4 Response to "The 12 Blogs of Christmas: Eleven. Favourite Fiction of 2011."

  • Muccamukk Says:

    I only picked up the magazine when you were in it, but in the half year that I've been reading, the really stand out stories for me were the Kij Johnson novella, the Connie Willis Christmas story, which I though was absolutely fantastic, and the short story in the latest one "Recyclable Material" by Katherine Marzinsky. And of course I really appreciated the latest Retrieval Artist novella. I love that series. Though I think it was in Analog not Azimov's.
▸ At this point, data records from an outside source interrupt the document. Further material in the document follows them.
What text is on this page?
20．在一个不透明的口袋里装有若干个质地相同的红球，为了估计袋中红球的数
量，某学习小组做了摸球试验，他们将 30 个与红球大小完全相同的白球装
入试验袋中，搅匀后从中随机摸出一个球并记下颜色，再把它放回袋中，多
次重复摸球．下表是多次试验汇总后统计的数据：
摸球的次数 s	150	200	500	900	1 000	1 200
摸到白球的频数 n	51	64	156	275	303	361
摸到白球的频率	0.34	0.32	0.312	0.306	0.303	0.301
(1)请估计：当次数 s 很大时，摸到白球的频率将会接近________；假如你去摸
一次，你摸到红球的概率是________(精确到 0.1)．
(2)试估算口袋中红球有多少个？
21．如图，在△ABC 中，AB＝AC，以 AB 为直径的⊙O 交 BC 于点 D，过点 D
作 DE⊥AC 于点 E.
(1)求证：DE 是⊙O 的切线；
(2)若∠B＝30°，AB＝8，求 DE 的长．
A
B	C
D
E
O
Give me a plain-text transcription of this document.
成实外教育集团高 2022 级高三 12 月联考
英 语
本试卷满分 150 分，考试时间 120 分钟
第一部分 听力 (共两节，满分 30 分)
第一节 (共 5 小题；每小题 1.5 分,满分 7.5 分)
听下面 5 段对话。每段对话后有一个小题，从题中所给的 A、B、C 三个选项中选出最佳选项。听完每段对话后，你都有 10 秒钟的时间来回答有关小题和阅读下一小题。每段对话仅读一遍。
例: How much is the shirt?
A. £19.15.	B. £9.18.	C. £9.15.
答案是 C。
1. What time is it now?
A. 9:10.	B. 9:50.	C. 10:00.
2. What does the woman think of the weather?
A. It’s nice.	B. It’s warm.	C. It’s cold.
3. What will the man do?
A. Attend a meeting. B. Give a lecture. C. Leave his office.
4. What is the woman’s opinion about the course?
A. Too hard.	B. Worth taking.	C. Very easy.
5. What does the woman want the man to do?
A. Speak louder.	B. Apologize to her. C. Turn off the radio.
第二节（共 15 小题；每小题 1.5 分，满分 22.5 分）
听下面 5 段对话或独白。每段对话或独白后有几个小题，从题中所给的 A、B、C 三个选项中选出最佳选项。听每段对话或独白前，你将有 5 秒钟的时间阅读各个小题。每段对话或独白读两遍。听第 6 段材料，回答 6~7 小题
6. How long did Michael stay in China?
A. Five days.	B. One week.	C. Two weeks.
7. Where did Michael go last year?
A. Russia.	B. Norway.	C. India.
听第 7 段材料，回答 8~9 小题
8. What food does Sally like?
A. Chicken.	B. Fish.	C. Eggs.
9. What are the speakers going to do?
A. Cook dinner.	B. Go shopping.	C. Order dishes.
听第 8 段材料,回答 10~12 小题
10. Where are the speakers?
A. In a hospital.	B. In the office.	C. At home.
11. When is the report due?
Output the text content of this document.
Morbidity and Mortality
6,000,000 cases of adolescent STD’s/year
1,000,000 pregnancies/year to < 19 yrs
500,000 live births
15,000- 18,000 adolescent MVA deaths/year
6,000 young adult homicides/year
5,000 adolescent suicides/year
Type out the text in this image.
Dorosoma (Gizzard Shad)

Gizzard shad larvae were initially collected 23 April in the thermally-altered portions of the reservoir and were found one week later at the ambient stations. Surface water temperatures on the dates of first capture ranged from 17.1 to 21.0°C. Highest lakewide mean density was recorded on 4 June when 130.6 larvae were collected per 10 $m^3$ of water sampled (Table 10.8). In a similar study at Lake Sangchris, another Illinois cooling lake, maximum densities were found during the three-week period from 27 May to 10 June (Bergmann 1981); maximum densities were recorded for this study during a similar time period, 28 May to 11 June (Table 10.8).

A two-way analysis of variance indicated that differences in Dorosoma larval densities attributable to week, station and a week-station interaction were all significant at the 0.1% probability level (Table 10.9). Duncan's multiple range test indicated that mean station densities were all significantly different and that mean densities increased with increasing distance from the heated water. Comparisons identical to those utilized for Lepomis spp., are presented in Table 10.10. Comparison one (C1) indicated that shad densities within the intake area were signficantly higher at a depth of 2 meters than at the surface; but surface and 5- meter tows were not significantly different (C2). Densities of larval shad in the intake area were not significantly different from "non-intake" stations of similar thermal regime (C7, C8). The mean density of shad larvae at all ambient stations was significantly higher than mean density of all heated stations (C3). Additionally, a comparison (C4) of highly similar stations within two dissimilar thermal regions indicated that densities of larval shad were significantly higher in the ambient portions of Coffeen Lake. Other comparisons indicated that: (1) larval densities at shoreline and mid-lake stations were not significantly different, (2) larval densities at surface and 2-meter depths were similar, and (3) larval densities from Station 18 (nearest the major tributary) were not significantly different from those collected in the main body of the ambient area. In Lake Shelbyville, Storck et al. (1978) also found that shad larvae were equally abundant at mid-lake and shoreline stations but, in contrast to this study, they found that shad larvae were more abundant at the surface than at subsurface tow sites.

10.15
    For novels this year I don't think I read any you mentioned, but very much enjoyed 7th Sigma by Stephen Gould, a sort of high tech/low tech Western rather whimsically based on Kim, and the last of Cloud Roads by Martha Wells, whose fantasy world building I live in awe of.


  • Paul Cornell Says:

    Great to hear from a fellow Asimovian. I should get more people to talk on the blog about what they're reading. Cheers.


  • Emma Newman Says:

    Could you put me out of my misery and tell me how "Reamde" is pronounced? "Reem-duh" or "Reemed"? A silly thing I know, but every time I see that title I have that internal debate about it.


  • Paul Cornell Says:

    I pronounce it 'reemed', and I think the characters go with that version at some point too.